Keinginannya sederhana namun bermakna. “Saya ingin ikut sosialisasi tentang kusta agar tujuan Indonesia bebas kusta tercapai,” lanjutnya. Namun, ia mengakui kurang memahami kusta secara medis. “Saya butuh diajari lebih dulu, karena tidak semua penyintas kusta tahu tentang penyakit ini.”

Multi mitigasi bagi pendaki disabilitas
Widi Sugiarti, Co-Founder LINKSOS sekaligus pembina Difpala, menjelaskan perhatian khusus terhadap OYPMK. “Kami menerapkan multi mitigasi pada pendakian gunung bagi disabilitas, termasuk penyintas kusta. Kami selalu berkoordinasi dengan Puskesmas untuk memastikan kebutuhan kesehatan mereka terpenuhi,” ungkap Widi.
Dalam setiap kegiatan pendakian, LINKSOS menyisipkan edukasi tentang disabilitas dan kusta. “Kusta disebabkan oleh bakteri, bukan aib atau guna-guna.
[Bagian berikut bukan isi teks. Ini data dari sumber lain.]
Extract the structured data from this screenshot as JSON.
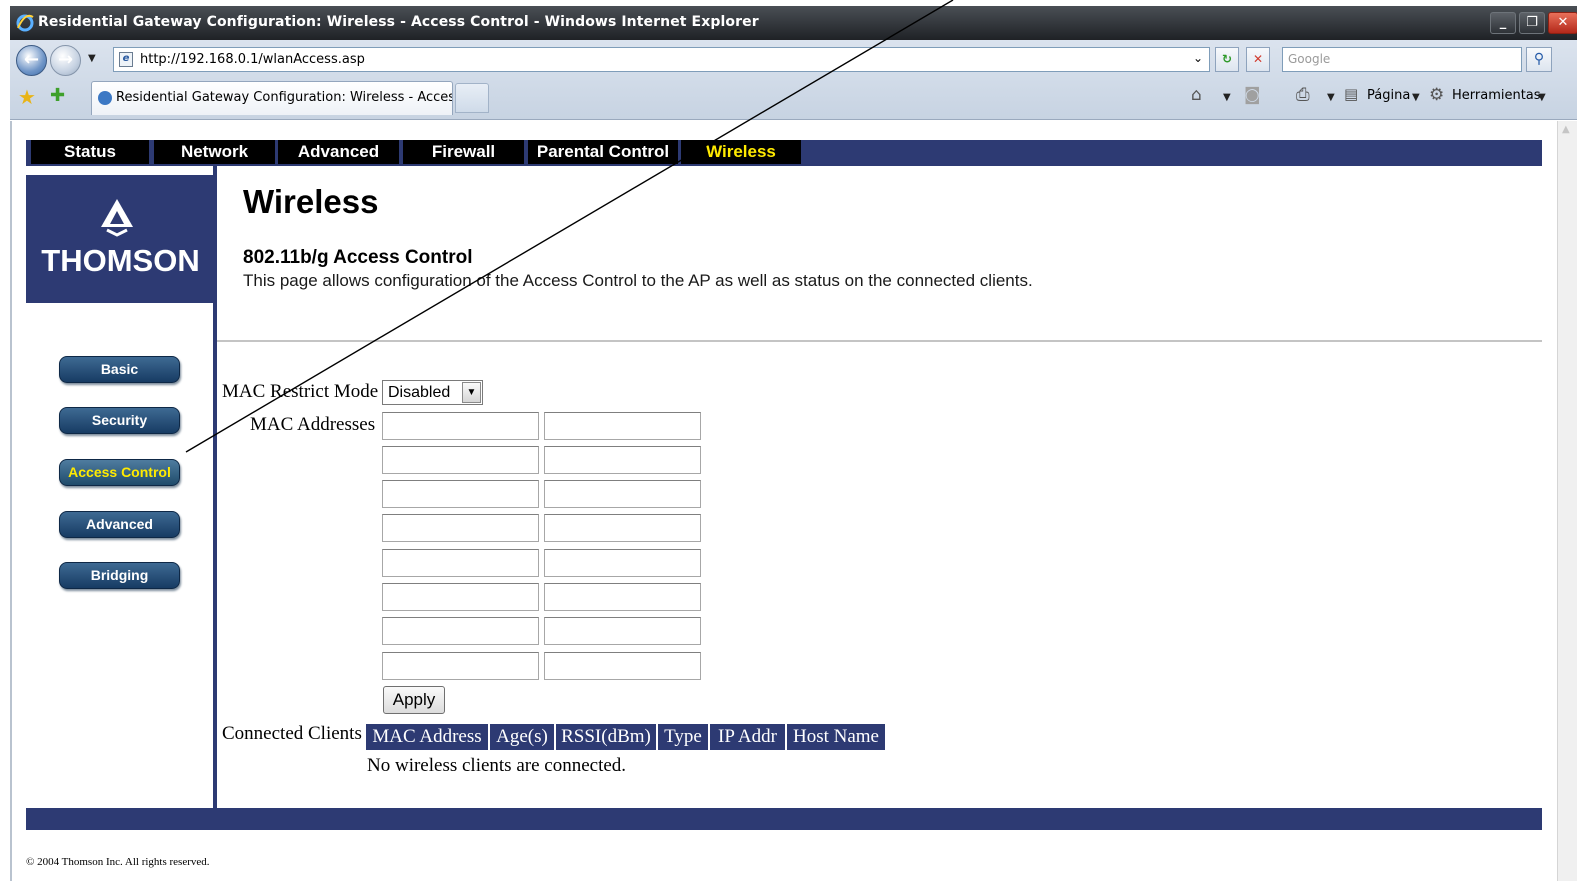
{
  "window": {
    "title": "Residential Gateway Configuration: Wireless - Access Control - Windows Internet Explorer",
    "minimize": "_",
    "maximize": "❐",
    "close": "✕"
  },
  "browser": {
    "address": "http://192.168.0.1/wlanAccess.asp",
    "search_placeholder": "Google",
    "tab_title": "Residential Gateway Configuration: Wireless - Access ...",
    "page_menu": "Página",
    "tools_menu": "Herramientas"
  },
  "router": {
    "nav": [
      "Status",
      "Network",
      "Advanced",
      "Firewall",
      "Parental Control",
      "Wireless"
    ],
    "active_nav": "Wireless",
    "brand": "THOMSON",
    "sidebar": [
      "Basic",
      "Security",
      "Access Control",
      "Advanced",
      "Bridging"
    ],
    "active_sidebar": "Access Control",
    "page_title": "Wireless",
    "section_title": "802.11b/g Access Control",
    "section_desc": "This page allows configuration of the Access Control to the AP as well as status on the connected clients.",
    "restrict_label": "MAC Restrict Mode",
    "restrict_value": "Disabled",
    "mac_label": "MAC Addresses",
    "mac_addresses": [
      "",
      "",
      "",
      "",
      "",
      "",
      "",
      "",
      "",
      "",
      "",
      "",
      "",
      "",
      "",
      ""
    ],
    "apply_label": "Apply",
    "clients_label": "Connected Clients",
    "client_columns": [
      "MAC Address",
      "Age(s)",
      "RSSI(dBm)",
      "Type",
      "IP Addr",
      "Host Name"
    ],
    "no_clients": "No wireless clients are connected.",
    "copyright": "© 2004 Thomson Inc.  All rights reserved."
  },
  "colors": {
    "nav_blue": "#2d3a73",
    "active_text": "#ffea00"
  }
}
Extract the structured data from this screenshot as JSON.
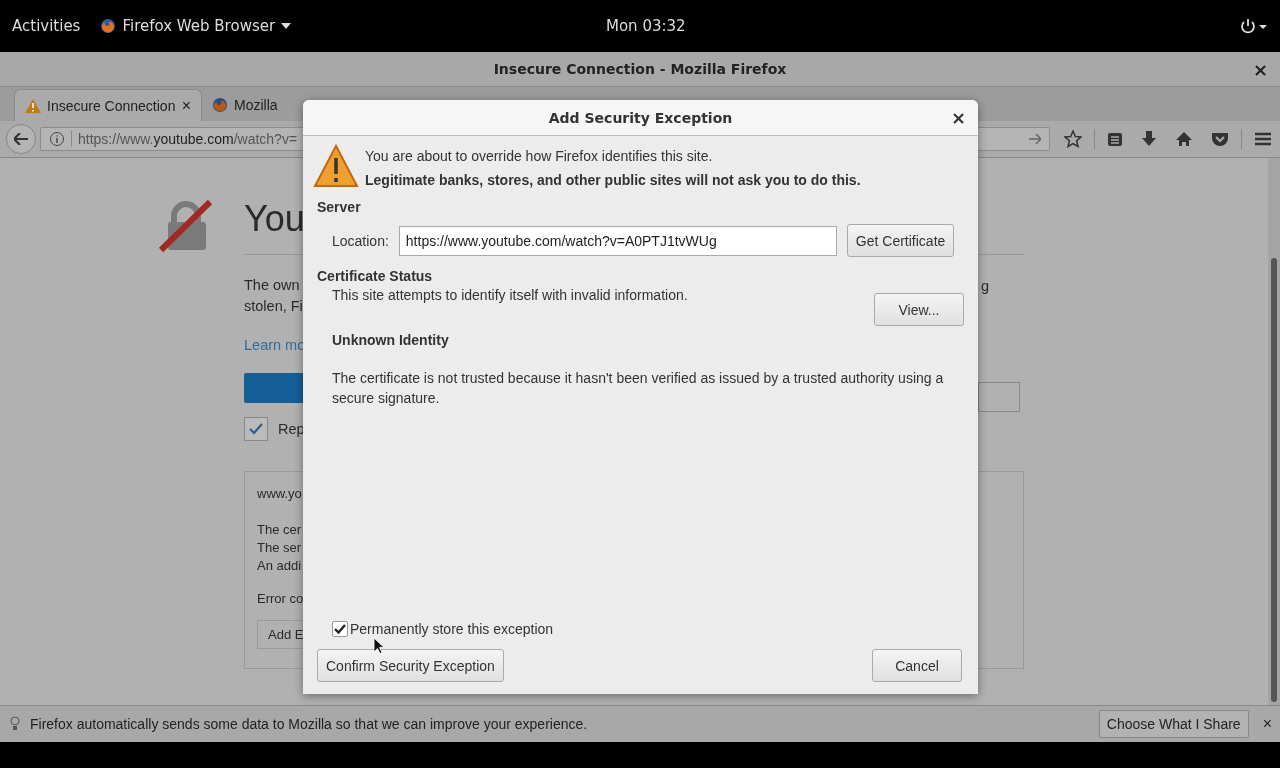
{
  "top_bar": {
    "activities": "Activities",
    "app_menu": "Firefox Web Browser",
    "clock": "Mon 03:32"
  },
  "window": {
    "title": "Insecure Connection - Mozilla Firefox",
    "close": "×"
  },
  "tabs": [
    {
      "label": "Insecure Connection",
      "selected": true,
      "kind": "warning",
      "close": "×"
    },
    {
      "label": "Mozilla",
      "selected": false,
      "kind": "firefox"
    }
  ],
  "address_bar": {
    "prefix": "https://www.",
    "domain": "youtube.com",
    "suffix": "/watch?v="
  },
  "page": {
    "heading": "You",
    "paragraph_lines": [
      "The own",
      "stolen, Fi"
    ],
    "fragment": "g",
    "link": "Learn mo",
    "report": {
      "label": "Rep",
      "checked": true
    },
    "details": {
      "host": "www.yo",
      "lines": [
        "The cer",
        "The ser",
        "An addi"
      ],
      "error_code": "Error co",
      "button": "Add E"
    }
  },
  "dialog": {
    "title": "Add Security Exception",
    "close": "×",
    "warning": "You are about to override how Firefox identifies this site.",
    "warning_bold": "Legitimate banks, stores, and other public sites will not ask you to do this.",
    "server_heading": "Server",
    "location_label": "Location:",
    "location_value": "https://www.youtube.com/watch?v=A0PTJ1tvWUg",
    "get_certificate": "Get Certificate",
    "status_heading": "Certificate Status",
    "status_text": "This site attempts to identify itself with invalid information.",
    "view_button": "View...",
    "identity_heading": "Unknown Identity",
    "identity_text": "The certificate is not trusted because it hasn't been verified as issued by a trusted authority using a secure signature.",
    "permanent": {
      "label": "Permanently store this exception",
      "checked": true
    },
    "confirm_button": "Confirm Security Exception",
    "cancel_button": "Cancel"
  },
  "notification": {
    "text": "Firefox automatically sends some data to Mozilla so that we can improve your experience.",
    "button": "Choose What I Share",
    "close": "×"
  }
}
Penyintas kusta juga bisa menjadi agen edukasi,” tambahnya.2
Habibi kini menjadi inspirasi bagi banyak orang, terutama penyintas kusta yang ingin bangkit. Melalui dukungan komunitas, ia membuktikan bahwa stigma dan keterbatasan bisa diatasi dengan tekad dan solidaritas.
Dengan langkah-langkah kecil namun bermakna, Habibi dan LINKSOS terus berupaya mewujudkan dunia yang inklusif dan Indonesia bebas kusta.